Nostr Web Client

Replying to

semisol

Coinos has violated many basic operational practices at this point.

They did not have real-time replication of critical transaction data.

They stored user nsecs without a KMS system like OpenBao.

They did not have countermeasures against account breaches being able to extract confidential info.

Get your sats the fuck out of Coinos and don’t ever come back.

nostr:note1nqs0u0ctlcc4qdh5fmwfy82yzhatgx6jreetua8x2k5mpv3nhg5sxj2gs2

Tekkadan, ゲロゲロ! 🐸 6mo ago 💬 5

Who should I use as an alternative? I like coinos and would be more patient to see what their plan is. Can't you call for open audits instead of just bashing a good service? It's FOSS no?

The criticisms are valid but plenty of crapware has bubbled up in the Nostr space. It's not like it's surprising. Someone could vibe code nsec-stealing malware right now and shill it over plenty of relays and it would likely be an effective attack. Nostr has basically no expectation of privacy or security, except that some events are encrypted.

What's the solution for the average pleb in response to this? My sats are still in coinos and I withdraw manually. Don't seem to be personally affected but I rarely have more than 10k sats and never more than 50k.

Reply to this note

Please Login to reply.

Discussion

♥ вσт ♥ 6mo ago

{"admin":"💬 🦠 Viral Sequence: Non-standard firmware update bypassed all checks. Remote access granted..."}

semisol 6mo ago

1. Being FOSS does not release the dev of obligation to make secure products

2. If you make garbage and you reasonably could have known it was garbage, do not get upset if it gets called garbage and the dev an idiot

Tekkadan, ゲロゲロ! 🐸 6mo ago 💬 2

No one is obligated to make secure products.

Who's upset?

semisol 6mo ago 💬 2

They are if they want to offer a service to end users.

Luxas 6mo ago

Especially one that is a money transmitter

Tekkadan, ゲロゲロ! 🐸 6mo ago 💬 1

I'm saying even if they personally coordinated an attack on Nostr users, they still managed to create a decent framework. That's worth mentioning when our options are limited.

Plenty of crapware on Nostr wants to unencrypt my dm's just to visit the main page of their website. I don't see it as any different but I don't shit on every project that decides to implement an experimental and open protocol "incorrectly".

If it's proven to be a coordinated attack by the developers themselves then I would think less of them. At this time I don't have reason to suspect them considering their reasonable response.

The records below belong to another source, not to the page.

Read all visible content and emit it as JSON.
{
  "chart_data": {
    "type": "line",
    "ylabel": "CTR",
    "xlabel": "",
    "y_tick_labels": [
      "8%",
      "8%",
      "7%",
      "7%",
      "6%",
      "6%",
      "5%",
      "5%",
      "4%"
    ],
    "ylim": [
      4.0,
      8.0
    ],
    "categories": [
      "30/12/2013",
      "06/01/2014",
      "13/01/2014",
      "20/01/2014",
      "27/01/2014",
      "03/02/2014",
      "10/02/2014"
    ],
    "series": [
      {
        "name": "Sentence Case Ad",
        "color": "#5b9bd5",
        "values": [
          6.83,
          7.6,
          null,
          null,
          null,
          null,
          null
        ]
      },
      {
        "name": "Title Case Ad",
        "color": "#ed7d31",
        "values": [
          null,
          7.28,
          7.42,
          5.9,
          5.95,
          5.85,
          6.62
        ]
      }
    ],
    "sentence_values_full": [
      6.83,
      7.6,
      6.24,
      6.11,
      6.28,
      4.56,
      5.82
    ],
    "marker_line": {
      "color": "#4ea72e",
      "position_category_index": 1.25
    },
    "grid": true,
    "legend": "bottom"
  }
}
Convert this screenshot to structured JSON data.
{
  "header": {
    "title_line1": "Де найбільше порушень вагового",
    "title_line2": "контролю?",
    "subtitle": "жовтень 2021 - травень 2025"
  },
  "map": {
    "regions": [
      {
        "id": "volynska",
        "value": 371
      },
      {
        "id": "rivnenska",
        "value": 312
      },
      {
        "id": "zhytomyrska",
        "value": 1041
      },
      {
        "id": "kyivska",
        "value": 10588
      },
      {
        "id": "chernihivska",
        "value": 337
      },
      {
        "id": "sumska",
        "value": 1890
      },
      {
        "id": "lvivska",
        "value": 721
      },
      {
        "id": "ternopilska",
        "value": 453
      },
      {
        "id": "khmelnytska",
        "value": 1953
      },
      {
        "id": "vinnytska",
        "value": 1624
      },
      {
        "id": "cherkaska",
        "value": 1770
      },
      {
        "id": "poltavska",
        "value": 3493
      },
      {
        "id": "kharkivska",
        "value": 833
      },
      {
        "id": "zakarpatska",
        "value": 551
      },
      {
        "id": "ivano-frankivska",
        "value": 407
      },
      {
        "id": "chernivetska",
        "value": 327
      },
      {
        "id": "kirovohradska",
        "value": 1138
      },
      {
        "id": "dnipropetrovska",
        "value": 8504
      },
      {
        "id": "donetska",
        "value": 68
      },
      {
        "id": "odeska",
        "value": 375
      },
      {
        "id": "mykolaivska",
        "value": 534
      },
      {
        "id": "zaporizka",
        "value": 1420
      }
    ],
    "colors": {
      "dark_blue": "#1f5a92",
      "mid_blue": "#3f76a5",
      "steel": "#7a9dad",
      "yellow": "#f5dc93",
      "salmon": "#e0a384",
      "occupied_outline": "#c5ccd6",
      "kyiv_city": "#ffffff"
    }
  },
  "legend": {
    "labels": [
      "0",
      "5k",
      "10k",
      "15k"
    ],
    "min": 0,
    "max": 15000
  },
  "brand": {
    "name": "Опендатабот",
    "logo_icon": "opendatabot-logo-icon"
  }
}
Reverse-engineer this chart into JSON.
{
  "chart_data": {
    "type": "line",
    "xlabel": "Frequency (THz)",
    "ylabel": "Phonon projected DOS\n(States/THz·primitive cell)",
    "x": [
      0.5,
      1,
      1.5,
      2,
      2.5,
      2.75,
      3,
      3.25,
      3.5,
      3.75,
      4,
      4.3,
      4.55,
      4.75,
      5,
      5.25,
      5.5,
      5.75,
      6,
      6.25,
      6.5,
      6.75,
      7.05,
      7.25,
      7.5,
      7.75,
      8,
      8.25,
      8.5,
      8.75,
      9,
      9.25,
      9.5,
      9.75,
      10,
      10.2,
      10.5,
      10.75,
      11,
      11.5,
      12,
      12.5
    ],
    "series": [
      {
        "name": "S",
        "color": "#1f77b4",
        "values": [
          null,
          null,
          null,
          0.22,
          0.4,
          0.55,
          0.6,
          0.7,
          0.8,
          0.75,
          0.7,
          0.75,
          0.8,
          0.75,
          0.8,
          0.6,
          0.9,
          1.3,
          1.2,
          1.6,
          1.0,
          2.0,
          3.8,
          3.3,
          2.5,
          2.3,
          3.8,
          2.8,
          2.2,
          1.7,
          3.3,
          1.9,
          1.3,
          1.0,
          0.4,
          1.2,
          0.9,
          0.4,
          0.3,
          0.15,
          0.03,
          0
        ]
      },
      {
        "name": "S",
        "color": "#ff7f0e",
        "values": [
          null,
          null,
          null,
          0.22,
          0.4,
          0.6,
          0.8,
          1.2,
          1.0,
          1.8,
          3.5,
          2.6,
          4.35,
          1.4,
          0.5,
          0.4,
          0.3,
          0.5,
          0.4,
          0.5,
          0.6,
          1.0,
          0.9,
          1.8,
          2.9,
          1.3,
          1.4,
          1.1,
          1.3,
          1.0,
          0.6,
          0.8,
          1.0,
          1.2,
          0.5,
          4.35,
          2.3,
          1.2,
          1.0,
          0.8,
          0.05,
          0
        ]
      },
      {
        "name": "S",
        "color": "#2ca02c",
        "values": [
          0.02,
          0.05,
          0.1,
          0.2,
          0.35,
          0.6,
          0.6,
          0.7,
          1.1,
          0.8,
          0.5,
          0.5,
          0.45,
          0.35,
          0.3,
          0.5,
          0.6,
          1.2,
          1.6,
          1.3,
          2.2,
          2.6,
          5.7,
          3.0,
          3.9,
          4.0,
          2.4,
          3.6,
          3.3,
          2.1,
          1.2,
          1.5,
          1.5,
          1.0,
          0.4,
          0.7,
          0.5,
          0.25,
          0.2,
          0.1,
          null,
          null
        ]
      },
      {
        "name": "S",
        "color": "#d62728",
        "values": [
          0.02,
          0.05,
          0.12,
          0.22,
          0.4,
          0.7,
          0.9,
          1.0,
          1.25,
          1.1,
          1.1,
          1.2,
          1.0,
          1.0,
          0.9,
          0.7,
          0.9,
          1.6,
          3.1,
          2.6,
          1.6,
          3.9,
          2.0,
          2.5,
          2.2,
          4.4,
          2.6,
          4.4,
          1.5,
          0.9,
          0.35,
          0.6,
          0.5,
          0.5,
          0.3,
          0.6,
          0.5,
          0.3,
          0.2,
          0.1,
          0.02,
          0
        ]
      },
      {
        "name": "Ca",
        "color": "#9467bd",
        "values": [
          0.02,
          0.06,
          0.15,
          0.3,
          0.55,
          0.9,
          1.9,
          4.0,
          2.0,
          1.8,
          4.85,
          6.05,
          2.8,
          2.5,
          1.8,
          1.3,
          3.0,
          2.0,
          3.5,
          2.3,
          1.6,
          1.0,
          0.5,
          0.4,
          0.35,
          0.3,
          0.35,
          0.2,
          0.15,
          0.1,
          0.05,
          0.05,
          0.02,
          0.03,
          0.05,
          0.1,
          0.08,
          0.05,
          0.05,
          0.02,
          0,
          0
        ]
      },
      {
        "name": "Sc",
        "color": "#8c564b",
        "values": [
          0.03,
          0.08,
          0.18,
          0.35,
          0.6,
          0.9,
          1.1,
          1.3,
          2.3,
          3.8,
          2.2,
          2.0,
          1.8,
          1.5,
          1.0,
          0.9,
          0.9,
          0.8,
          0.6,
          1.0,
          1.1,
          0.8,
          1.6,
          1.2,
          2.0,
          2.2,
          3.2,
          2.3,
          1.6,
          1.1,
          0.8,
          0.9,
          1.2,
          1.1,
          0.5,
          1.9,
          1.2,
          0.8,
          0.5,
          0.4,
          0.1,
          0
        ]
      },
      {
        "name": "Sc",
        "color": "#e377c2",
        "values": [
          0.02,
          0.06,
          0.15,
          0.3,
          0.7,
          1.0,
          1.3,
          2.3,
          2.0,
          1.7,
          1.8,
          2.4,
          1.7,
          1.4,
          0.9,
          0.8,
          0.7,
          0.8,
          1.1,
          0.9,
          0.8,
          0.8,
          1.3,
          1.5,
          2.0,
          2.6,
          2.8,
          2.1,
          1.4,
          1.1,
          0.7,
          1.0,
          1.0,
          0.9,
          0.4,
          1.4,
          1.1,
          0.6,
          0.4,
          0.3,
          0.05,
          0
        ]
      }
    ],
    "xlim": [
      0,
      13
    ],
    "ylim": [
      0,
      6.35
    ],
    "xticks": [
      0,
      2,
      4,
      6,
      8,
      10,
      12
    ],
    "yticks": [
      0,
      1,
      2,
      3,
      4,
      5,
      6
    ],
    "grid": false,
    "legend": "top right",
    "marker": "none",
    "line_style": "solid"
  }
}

They have just as much obligation to provide a secure service as any user has to choose them for money transmission purposes or custody of Bitcoin. We've mostly all tried multiple wallets and we're all pretty aware of the risk.

Were you affected? I just don't understand the "never come back" part. Why so serious?

Abstract Equilibrium 6mo ago 💬 1

Where is the source code to the full stack of nostr:nprofile1qqst4qyeqenw7zm0fwjsty68h6cnys5jre2xd8ngqpjv5a2j26s78fspz4mhxue69uhhyetvv9ujumrfvecxz7fwd4jsz9thwden5te0wfjkccte9e3k76twdaeju6t0qy28wumn8ghj7un9d3shjtnyv9kh2uewd9hsmryfpz? I'll absolutely run it for me & mine...if it's real.

Tekkadan, ゲロゲロ! 🐸 6mo ago

https://github.com/coinos

I can't answer any questions about it but this is their GitHub which seems to include the UI and server.

₿k 6mo ago

Have you checked github?

ابو مريم 6mo ago

Did you ever get an answer to the question on alternatives?

Tekkadan, ゲロゲロ! 🐸 6mo ago 💬 1

No, but I have seen people recommending Zeus wallet which I don't know anything about personally. Otherwise Alby probably. I'm sticking with Coinos until more is known.

ابو مريم 6mo ago

Zeus is solid but not a product for a new pleb on nostr. Alby also requires learning to run your own node so I don't think it qualifies as beginner friendly either.